New Jersey’s Star-Ledger recently ran an article about a pending appeal on a Hague Convention case. Most new clients (like other people) tend to view these cases as international child custody cases, that is, cases which award custody of a child to one of two parents (or persons acting in a parental role) who live in different countries. But that’s not correct.

Whether child custody disputes between parents are multi-state or multi-national, these kinds of proceedings decide jurisdiction only, that is, which country or state gets to make the ultimate decision over custody. In other words, these types of cases are really the first of two cases. It is the second case that actually decides which parent gains ultimate custody. The first case only decides where the second case will take place. And where the child will live while awaiting a decision.

If you face a situation like this … re-read the paragraph above…

Because I have found that that message is always very tough for clients to absorb – and accept. It would understandably be moreso for a casual reader – or a dabbling journalist.
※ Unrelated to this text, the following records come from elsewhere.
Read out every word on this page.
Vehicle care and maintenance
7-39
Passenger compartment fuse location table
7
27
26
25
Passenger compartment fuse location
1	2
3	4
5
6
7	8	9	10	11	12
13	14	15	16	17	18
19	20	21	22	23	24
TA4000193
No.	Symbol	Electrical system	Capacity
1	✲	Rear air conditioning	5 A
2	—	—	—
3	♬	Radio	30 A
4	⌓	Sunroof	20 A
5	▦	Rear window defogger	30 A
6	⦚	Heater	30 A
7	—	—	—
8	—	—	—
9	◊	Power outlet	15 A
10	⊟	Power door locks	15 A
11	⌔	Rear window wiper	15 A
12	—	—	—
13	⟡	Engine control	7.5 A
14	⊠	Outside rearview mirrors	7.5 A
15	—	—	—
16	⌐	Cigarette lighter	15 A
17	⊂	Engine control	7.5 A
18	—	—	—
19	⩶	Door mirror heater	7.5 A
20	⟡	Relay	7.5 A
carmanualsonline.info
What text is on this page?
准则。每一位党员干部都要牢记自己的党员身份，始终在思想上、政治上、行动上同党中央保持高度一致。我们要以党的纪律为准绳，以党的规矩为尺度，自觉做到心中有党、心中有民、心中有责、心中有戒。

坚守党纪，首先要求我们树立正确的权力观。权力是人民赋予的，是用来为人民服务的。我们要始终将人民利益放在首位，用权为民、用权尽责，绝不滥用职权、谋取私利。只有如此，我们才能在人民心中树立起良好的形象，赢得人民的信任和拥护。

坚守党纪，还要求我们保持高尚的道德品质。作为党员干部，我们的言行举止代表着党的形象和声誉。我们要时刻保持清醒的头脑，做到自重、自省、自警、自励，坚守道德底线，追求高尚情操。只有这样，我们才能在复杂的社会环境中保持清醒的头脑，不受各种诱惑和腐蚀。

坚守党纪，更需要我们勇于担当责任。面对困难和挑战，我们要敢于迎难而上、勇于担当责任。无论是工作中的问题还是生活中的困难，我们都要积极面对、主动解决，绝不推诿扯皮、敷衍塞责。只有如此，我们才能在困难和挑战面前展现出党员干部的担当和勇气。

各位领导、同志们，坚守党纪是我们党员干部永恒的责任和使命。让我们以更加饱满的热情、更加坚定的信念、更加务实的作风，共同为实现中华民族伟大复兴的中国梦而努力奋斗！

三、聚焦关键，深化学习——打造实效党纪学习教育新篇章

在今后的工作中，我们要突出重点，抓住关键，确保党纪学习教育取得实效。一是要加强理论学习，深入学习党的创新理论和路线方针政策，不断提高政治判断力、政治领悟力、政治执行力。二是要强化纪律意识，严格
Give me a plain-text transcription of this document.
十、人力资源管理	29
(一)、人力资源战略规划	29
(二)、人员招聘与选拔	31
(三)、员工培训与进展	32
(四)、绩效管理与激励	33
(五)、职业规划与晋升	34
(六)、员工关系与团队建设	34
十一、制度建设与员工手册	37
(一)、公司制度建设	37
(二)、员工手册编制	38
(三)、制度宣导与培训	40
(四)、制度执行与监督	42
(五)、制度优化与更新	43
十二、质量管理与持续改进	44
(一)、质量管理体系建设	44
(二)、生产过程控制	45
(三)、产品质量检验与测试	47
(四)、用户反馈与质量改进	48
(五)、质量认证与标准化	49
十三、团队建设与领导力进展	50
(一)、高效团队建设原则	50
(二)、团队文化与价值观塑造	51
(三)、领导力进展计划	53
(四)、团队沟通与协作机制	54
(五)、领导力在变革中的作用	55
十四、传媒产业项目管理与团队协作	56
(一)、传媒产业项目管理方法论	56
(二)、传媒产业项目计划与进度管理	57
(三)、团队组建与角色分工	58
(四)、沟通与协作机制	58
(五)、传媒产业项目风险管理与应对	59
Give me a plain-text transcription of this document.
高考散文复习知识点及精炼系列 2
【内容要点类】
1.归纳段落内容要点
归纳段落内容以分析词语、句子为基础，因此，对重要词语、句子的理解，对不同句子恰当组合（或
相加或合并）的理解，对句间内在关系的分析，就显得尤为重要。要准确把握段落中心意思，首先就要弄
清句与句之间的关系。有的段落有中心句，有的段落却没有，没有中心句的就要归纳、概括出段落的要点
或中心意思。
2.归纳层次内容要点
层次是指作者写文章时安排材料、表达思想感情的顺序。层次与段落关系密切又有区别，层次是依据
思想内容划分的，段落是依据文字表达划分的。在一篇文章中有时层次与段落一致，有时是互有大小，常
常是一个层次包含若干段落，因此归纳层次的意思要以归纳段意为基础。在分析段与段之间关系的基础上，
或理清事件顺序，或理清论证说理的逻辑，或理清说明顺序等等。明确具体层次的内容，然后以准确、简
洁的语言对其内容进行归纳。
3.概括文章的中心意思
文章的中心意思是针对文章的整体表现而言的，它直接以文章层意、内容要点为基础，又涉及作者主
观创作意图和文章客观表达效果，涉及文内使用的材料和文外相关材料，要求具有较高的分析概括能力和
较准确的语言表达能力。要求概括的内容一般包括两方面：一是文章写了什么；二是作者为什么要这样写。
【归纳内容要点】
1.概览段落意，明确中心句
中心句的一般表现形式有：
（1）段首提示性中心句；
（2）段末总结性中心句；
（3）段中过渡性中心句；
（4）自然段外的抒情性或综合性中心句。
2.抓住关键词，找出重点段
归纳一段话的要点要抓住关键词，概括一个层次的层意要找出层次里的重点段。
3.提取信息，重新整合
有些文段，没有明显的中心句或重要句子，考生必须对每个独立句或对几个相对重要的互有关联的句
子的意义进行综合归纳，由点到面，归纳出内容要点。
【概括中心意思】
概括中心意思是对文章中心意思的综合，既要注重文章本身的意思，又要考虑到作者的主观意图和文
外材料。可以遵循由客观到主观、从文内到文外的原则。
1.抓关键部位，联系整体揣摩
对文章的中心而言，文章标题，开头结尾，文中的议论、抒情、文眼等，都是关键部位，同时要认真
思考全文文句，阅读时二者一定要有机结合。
The references in the Star-Ledger article to “deportation” are really about “return” of the child. What’s the difference? In a word, huge. Deportation suggests permanence and misconduct by the deportee. “Return” (in this context) is a legal process intended temporarily to return an an innocent child to the former home country from which the child was wrongfully removed by a parent, until the former country decides ultimate custody. After that, depending on the ultimate custody decision, the child may go back to the new home country from which he was previously “returned”.

If this sounds complicated and disruptive, it is. But things were pretty messy before the Hague Convention too. Kids spirited off to foreign countries with impunity. Conflicting custody judgments entered in different countries.

There is a reason behind the undeniably imperfect Hague Convention procedure. The relevant Hague Convention is “on the Civil Aspects of International Child Abduction“. The Convention was intended to deter and thwart such unilateral kidnappings and to assure that child custody decisions are entered in only one country, the country that is best equipped to make the ultimate custody decision, the child’s “habitual residence” or true home.

Similar themes have been covered in previous posts, in the context of interstate child custody disputes. See Interstate Child Custody / Visitation Dispute by Lesbian “Second Mother” and Conflicting Child Custody Orders from Different Courts.

Essentially, the same rationale governs both trans-national and cross-country child custody disputes, even though the nuts-and-bolts procedures do differ significantly.

In the case in the Star-Ledger article, the father alleged that his daughter had been kidnapped. The mother alleged that the father had abused mother and child violently and sexually.

Despite the ruling that the mother is appealing, the Hague Convention does not mandate return of a child where return will clearly place the child in grave physical danger and at grave risk of psychological harm. (There are other exceptions too.)

What is true is that laws (and treaties) are relatively generalized principles metaphorically etched in stone. But cases are many complex and subtle circumstances that very real people bring about or get caught up in.

And judicial decisions depend on many variables, such as: how a particular judge weighs conflicting admissible evidence actually before him and how a particular judge interprets and applies the laws (and treaties) to the evidence.

Any way you cut it, any particular case, this one included, always boils down to the particular individuals involved (the actual parties, their actual attorneys, the actual judge, the actual witnesses) and the actual documentary and physical evidence admitted and presented.

And, sadly, sometimes the best that can be said of the outcome in a particular case is that it doesn’t throw the baby out with the bath water.